Legal defense offers broad latitude in demonstrating reasonable doubt; essentially, as long as a defense attorney is not suborning perjury or presenting counterfactual evidence, they can advance nearly any thesis for defense, even if involves parables about fictional characters living in a galaxy far, far away (or how a certain article of clothing doesn’t fit). However, when it comes to jury instructions, the judge also has wide latitude to instruct the jury on what they should and should not consider with respect to determination of guilt, e.g. that diversionary theories about whether and how of Wookies and Ewoks cohabitating has no bearing on their deliberations.

I was impanelled on a jury on a trial a few years ago when the guilt of the defendant was incontrovertible (video evidence of the crime in question) so the defense tried to present some kind of “sliding scale of innocence-guilt” complete with a thermometer graphic in closing arguments (in addition to religious and emotional appeals); the judge indulged him for several minutes but finally cut off the defense attorney after his third repetition and then told the jury that they should make their determination based on the facts presented and the jury instructions, not a (stupid) temperature chart.

It is common in sentencing to present mitigating circumstances for consideration, particularly to demonstrate that the defendant(s) did not have proper context to understand the nature of the crime or lacked a grounding in moral decision-making. The effectiveness of this strategy is also questionable given the large number of young defendants given decades-long sentences even for relatively minor crimes, and obviously not applicable in the case of mandatory sentencing.

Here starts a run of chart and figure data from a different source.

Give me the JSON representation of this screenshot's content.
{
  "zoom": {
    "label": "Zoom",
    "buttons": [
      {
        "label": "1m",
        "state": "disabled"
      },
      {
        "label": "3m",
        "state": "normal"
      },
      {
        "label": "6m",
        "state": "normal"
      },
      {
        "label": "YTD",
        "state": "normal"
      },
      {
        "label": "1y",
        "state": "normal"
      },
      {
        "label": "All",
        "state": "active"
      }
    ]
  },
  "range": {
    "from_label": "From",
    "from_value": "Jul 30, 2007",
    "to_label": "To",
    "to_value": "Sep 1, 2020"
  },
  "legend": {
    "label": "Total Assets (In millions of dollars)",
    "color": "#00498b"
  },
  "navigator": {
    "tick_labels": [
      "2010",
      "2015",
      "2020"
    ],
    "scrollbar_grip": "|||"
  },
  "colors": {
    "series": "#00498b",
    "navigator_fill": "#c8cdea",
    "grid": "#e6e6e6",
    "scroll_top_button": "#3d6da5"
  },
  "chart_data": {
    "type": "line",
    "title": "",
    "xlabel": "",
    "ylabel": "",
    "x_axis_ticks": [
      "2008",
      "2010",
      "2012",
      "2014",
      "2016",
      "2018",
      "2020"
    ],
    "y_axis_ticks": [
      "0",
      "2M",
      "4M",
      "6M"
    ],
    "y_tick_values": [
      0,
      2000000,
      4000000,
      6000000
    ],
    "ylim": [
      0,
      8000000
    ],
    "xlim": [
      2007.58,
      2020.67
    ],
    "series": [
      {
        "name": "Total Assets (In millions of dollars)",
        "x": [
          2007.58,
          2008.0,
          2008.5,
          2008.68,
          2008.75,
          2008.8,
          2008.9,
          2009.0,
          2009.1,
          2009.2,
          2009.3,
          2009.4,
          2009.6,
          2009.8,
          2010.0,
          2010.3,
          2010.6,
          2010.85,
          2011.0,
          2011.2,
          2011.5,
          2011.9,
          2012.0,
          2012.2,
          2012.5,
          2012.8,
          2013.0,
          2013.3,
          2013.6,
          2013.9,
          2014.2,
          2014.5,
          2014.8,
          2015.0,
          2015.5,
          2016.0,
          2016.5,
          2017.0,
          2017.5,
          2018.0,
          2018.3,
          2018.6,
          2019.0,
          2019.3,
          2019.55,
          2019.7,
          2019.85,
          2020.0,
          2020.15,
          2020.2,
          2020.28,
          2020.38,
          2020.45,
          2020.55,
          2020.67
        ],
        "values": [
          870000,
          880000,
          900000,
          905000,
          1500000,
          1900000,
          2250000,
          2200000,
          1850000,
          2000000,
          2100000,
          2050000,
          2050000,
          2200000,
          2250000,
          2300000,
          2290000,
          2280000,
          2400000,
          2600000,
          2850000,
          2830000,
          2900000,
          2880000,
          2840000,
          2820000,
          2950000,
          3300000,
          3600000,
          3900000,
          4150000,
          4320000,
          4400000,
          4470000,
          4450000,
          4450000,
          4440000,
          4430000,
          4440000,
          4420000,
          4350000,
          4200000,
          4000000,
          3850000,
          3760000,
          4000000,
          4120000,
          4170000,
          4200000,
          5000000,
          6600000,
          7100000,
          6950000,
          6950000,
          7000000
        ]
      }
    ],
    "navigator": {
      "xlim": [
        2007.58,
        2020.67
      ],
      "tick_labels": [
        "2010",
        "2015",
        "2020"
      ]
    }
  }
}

The hypothetical complaint voiced by @Saint_Cad that the US wasn’t punishing offenders “hard enough” to prevent recidivism was what lead to the push for “three strikes” laws, particularly focused on drug-related crimes, and the evidence that it has been effective at crime reduction is equivocal at best. Such measures have been effective in building a nationwide multibillion dollar private prison industry which has made some people very rich and provided a source of inexpensive labor, notwithstanding abuse and fraud makes The Shawshank Redemption look like a Boy Scout camp. So, ye-hah!, state-subsidized capitalism and the prison-industrial complex!

Stranger

Ummm . . . whuh? Pretty sure I never said. I think my complaint was more of an observation that in the US “not my fault I did what I did” seems to be a valid legal defense.

Making the argument that “not my fault I did what I did” is pretty much a valid legal defense anywhere, particularly when the facts of the crime are beyond dispute. It doesn’t make it an effective defense.

Stranger

So then to my original point back in the other thread. Is that an American defense or it it used worldwide by defense attorneys?

The one time I was on a jury for a murder case. You knew it was over as soon as the defense started talking about self-defense and how much the witnesses drank based on a vodka bottle in their house. The defense attorney tried their best with what they had available but even with a “not my fault” defense you have to admit being there. You have to admit participating. You basically have to admit to all aspects of the crime and then muck around at the edges in the hope you get a lesser included sentence or avoid the death penalty.
The only reason you would even try that defense is if the prosecution can already put you at the scene, doing the deed.